Henry George and the Single Tax 

The Single Tax Primer

After writing many articles and pamphlets on the connection between society's progress and the poverty it simultaneously created, George decided to put all of his theories into one book. He called the book Progress and Poverty, and published it in 1879. In it, George defined eight basic economic terms, in the classical manner. They are:

WEALTH:

All material things produced by labor for the satisfaction of human desires and having exchange value.

LAND:

The entire material universe exclusive of people and their products.

LABOR:

All human exertion in the production of wealth.

CAPITAL:

Wealth used to produce more wealth, or wealth in the course of exchange.

RENT:

That part of wealth which is the return for the use of land.

WAGES:

That part of wealth which is the return to labor.

INTEREST:

That part of wealth which is the return for the use of capital.

DISTRIBUTION:

The division of wealth among the factors that produce it.

Land, labor, and capital are the means of producing wealth. Land yields rent, while labor produces wages, and capital receives interest. The wealth of any society is measured as the total of rent, wages, and interest. Taxation is government collection of a percentage of the accumulated wealth. How much the government collects, and how it is spent, constitutes the economic system under which that government operates.

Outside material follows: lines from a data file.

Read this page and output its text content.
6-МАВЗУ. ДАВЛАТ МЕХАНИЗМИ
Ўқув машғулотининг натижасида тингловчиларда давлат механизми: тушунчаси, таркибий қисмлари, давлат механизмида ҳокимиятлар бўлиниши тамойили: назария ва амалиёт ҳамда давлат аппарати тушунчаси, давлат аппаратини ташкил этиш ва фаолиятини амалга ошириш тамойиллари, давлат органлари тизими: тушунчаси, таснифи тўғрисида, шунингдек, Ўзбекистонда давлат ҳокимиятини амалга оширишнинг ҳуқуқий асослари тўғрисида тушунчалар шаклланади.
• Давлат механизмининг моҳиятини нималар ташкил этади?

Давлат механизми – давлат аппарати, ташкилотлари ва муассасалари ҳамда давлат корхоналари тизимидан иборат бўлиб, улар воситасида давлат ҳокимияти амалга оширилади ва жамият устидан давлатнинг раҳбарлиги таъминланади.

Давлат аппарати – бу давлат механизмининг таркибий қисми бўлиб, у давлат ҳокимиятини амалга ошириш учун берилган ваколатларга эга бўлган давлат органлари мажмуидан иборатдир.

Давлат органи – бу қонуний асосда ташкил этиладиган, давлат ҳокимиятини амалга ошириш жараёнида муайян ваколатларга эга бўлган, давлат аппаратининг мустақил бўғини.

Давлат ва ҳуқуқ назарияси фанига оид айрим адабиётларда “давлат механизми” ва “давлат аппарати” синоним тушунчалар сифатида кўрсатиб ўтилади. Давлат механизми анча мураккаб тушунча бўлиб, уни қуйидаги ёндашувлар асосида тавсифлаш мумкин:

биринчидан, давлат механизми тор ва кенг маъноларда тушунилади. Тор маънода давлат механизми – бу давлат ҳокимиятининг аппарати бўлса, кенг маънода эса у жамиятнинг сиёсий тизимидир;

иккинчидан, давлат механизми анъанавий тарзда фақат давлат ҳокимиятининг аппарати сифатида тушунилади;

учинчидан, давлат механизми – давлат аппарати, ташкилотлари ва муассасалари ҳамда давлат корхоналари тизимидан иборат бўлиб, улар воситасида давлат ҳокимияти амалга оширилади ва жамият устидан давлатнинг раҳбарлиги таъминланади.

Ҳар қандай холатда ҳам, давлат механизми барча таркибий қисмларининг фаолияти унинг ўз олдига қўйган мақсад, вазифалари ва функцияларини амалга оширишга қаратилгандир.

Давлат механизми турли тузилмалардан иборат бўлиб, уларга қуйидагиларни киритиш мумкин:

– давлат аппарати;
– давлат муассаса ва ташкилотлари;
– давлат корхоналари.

For example, if a government collects 25% of the wealth in order to operate, it might be a democracy, with a free capitalist economic system. (See Table 1.) A government that collects 50% of the wealth in order to operate, might be a socialist democracy, with a free capitalist economic system. (See Table 2.) Or a government that collects 75% of the wealth might be a communist (Marxist) system with a dictatorship of the working class and a centrally planned economy. (See Table 3.)

Table 1
Table 2

In Progress and Poverty, George stated that the consequences of dire economic policies were moral issues rather than purely economic issues. So he posed moral questions: "Why should a man benefit merely from the act of ownership, when he may render no services to the community in exchange?" and "What gives the wealthy the right to become rich - not for service rendered to the community, but from the good fortune to have advantageously situated land?" He believed that economic problems stemmed from the unavailability of land for those who needed access to it. The injustices of rent robbed the working man of his wages and wild speculation in land led to poverty. He therefore suggested a single tax on land, to absorb all rents, with no tax whatsoever on wages or interest. (See Table 4.) A single tax would eventually lead to the ownership of land as common property, rather than as individual property. He believed that the single tax would raise wages, increase earnings of capital, abolish poverty, give employment, and relieve the other economic ills, through a massive redistribution of wealth. He also proposed that businesses which were in their nature monopolies, such as transportation (the railroads) and communications (the telegraph), be government owned and regulated, for the benefit of all.

Table 3
Table 4

Progress and Poverty became a best seller. It was "the book of this half century", wrote the San Francisco Chronicle. It was highly successful and remains the best selling book on economics of all time. After its publication, George promoted his ideas by traveling and speaking around the world. He first went to England to lecture, and found that his ideas were well received. A trip to Ireland was the inspiration for another book, The Land Question, which addressed the Irish poverty problem with the same single tax solution.